Amparo Directo en Revisión 4334/2025. Resuelto en sesión de Pleno el 17 de febrero de 2026.
- Se precisan los conceptos que califican como créditos para efectos del cálculo del ajuste anual por inflación deducible del Impuesto Sobre la Renta:
El Tribunal Pleno determinó la validez del artículo 45 de la Ley del Impuesto sobre la Renta, que define el concepto de “crédito” como el derecho que tiene una persona acreedora a recibir de otra deudora una cantidad en numerario, lo cual sirve para calcular el ajuste anual por inflación que puede deducirse en este impuesto e indica algunos ejemplos.
La Suprema Corte resolvió dos asuntos relacionados con la imposición de créditos fiscales que surgieron porque la autoridad rechazó la deducción de inversiones realizadas en empresas subsidiarias. Las empresas que promovieron los juicios señalaron que la ley reconoce expresamente como deudas a las aportaciones para futuros aumentos de capital, pero no hace lo mismo con los créditos, lo que, según su argumento, generaba un trato desigual.

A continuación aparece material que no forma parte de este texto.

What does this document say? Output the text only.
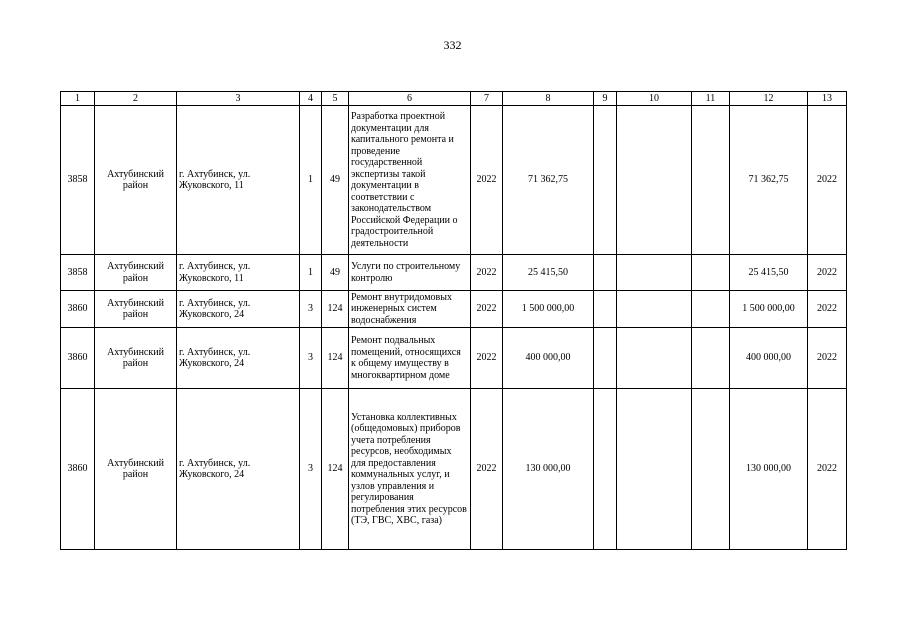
332
1	2	3	4	5	6	7	8	9	10	11	12	13
3858	Ахтубинский район	г. Ахтубинск, ул. Жуковского, 11	1	49	Разработка проектной документации для капитального ремонта и проведение государственной экспертизы такой документации в соответствии с законодательством Российской Федерации о градостроительной деятельности	2022	71 362,75				71 362,75	2022
3858	Ахтубинский район	г. Ахтубинск, ул. Жуковского, 11	1	49	Услуги по строительному контролю	2022	25 415,50				25 415,50	2022
3860	Ахтубинский район	г. Ахтубинск, ул. Жуковского, 24	3	124	Ремонт внутридомовых инженерных систем водоснабжения	2022	1 500 000,00				1 500 000,00	2022
3860	Ахтубинский район	г. Ахтубинск, ул. Жуковского, 24	3	124	Ремонт подвальных помещений, относящихся к общему имуществу в многоквартирном доме	2022	400 000,00				400 000,00	2022
3860	Ахтубинский район	г. Ахтубинск, ул. Жуковского, 24	3	124	Установка коллективных (общедомовых) приборов учета потребления ресурсов, необходимых для предоставления коммунальных услуг, и узлов управления и регулирования потребления этих ресурсов (ТЭ, ГВС, ХВС, газа)	2022	130 000,00				130 000,00	2022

El Pleno definió que la norma es válida porque no afecta la capacidad económica real de las personas contribuyentes ni genera un trato injustificado entre quienes tienen deudas y quienes tienen créditos. Las personas legisladoras crearon el ajuste anual por inflación para medir el valor real del dinero en operaciones donde se prestan o deben cantidades en efectivo.
La Corte también señaló que este ajuste solo tiene sentido cuando se trata de operaciones en las que la obligación consiste en pagar dinero. Por ello, resulta razonable que no se aplique a operaciones donde no existe una obligación de pago en efectivo. En consecuencia, el Tribunal Pleno concluyó que la norma no genera un trato desigual entre situaciones comparables y, por lo tanto, es acorde con la Constitución Política Federal.
Amparos Directos en Revisión 3915 y 6613, ambos de 2025. Resueltos en sesión de Pleno el 17 de febrero de 2026.
Documento con fines de divulgación. Las sentencias son la única versión oficial.